Within the framework of all of the pathetic, militant, moving, well-intentioned, sincere, intelligent, deep and perhaps even hypocritical and populist theses about the Holocaust, I believe it does no harm to also present ideas that are outrageous – outrageously funny. For example, at the end of last year a book was published here in the Czech Republic by Shalom Auslander called Hope: A Tragedy (Naděje: Tragédie – Argo 2014).
The book is about a Jewish intellectual who finds Anne Frank in the attic of his own building – she has managed to survive the Holocaust after all and become a rather hideous, pragmatic hag. The book is about the obsession with the past, about the Holocaust, about the fear of death and fear of life.

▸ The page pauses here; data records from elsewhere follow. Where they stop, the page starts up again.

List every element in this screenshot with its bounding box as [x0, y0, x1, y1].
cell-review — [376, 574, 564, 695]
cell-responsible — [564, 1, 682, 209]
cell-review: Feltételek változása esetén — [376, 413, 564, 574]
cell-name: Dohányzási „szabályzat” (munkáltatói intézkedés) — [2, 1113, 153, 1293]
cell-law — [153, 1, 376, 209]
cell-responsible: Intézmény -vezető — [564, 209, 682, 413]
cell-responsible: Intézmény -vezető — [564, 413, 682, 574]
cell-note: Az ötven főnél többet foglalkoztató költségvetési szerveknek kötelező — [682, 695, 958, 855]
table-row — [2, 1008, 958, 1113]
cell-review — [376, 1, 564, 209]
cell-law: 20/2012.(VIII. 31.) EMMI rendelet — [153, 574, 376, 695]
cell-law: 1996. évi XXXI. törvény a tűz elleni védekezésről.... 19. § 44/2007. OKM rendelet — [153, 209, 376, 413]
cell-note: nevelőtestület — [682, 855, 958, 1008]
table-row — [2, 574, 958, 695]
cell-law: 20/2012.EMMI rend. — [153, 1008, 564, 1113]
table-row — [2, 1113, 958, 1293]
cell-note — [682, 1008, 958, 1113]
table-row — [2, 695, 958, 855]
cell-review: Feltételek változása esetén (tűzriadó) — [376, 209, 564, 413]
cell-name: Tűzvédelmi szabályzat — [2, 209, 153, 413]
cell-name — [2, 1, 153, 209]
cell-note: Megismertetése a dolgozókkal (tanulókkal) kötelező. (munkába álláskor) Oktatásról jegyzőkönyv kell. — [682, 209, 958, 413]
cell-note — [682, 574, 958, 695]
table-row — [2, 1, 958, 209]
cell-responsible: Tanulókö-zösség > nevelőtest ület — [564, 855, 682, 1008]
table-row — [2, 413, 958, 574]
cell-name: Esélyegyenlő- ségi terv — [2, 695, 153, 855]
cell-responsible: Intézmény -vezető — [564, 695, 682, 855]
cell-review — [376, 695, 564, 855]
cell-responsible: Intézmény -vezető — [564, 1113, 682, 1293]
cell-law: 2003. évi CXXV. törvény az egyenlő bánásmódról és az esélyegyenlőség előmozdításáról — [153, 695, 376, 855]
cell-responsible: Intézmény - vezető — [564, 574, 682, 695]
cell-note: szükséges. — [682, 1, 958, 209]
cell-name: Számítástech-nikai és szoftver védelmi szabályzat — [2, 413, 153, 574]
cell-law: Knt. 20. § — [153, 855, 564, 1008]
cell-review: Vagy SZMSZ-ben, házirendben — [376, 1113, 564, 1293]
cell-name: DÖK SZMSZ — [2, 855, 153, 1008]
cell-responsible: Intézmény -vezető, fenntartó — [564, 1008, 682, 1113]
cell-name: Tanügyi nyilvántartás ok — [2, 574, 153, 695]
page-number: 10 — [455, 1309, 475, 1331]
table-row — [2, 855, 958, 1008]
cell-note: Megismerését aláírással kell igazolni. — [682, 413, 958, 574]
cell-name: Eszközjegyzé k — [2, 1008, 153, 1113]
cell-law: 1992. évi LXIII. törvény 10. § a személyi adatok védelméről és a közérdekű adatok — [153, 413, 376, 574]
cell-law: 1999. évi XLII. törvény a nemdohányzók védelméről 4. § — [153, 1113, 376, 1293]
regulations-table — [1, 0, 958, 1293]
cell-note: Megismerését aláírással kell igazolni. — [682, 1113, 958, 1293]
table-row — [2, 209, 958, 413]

The British daily The Guardian called it one of the funniest books of the past decade. Certainly, the humor of this author (whose other works are Beware of God and Foreskin’s Lament) might be too harsh for some people.
To me it is fantastic, primarily because his musings are not just funny, but also deep and inspiring. Here is how the main protagonist of the book, Solomon Kugel, reflects on his newborn son Jonah and the absurdity and pitfalls of life: "Jonah was gorgeous, innocent and pure and Kugel felt enormous guilt for having brought him into this world. To conceive a child was so selfish as to amount to a capital offense – everyone in this world has become a victim kidnapped from some better place, or from no place, and Jonah was brought here by Kugel and Bree against his will, without his urging, without his consent, for no damn reason except their own selfish desires. Kugel looked at the tiny little soul in his arms, pink, cold and screaming, and shook his head. He should sue us."
The world is, after all, an absurd and dangerous place, full of dreamers and optimists. Kugel’s psychoanalyst reflects on this theme as follows: "Hitler was the most blatant, optimistic innocent in the last hundred years. That’s why he became the biggest monster. Have you ever heard of something so outrageously optimistic as the final solution ? Not only that there might be a solution to anything, when we still have yet to cure the common cold – but on top of it all, a final one! So much hope that Führer had … What a dreamer! It’s even romantic, isn’t it? If I kill this guy, if I gas that one, then everything will be as it should be . I say this with absolute certainty: Every morning when Adolf Hitler woke up he made coffee and asked what he could do to improve the world … It does not matter where you were born, whenever you see someone stand up and promise that things are going to get better in this world, run. Hide. Pessimists do not build gas chambers."
So Kugel is constantly looking for an attic where he and his family might hide. An optimist might come forward with a new, wonderful idea at any time.
Kugel knows he would not have survived even for five minutes in Auschwitz. Just like his son, who has clearly been highly intelligent and fragile ever since he was born.
Such people have it much harder in this world as it is. To say nothing of in Auschwitz.
"His intelligence exacerbated Kugel’s guilt at bringing him into this world even more. It is one thing to condemn a child to life, that in itself was criminal, but the verdict of life is best served by fools. Congratulations, your son is stupid, the obstetrician should have told him. Oh, thank you, Doctor. We were beginning to fear the worst."
It’s not surprising that Kugel, in his way, envies the dead, but he just can’t think about it anymore: "He imagined the scene at the gates of heaven to be the goal of a long and exhausting marathon – everybody pats each other on the back, hugs, lies down on the ground, happy that it’s over, pouring water over their heads and shouting: Dude, my ass but that was brutal. I’m never doing this again. "
P.S. Just to be clear, before someone calls me a Holocaust denier or a desecrator of the memory of the victims: My grandparents were murdered at Auschwitz. Shalom Auslander the author, is, of course, a Jew.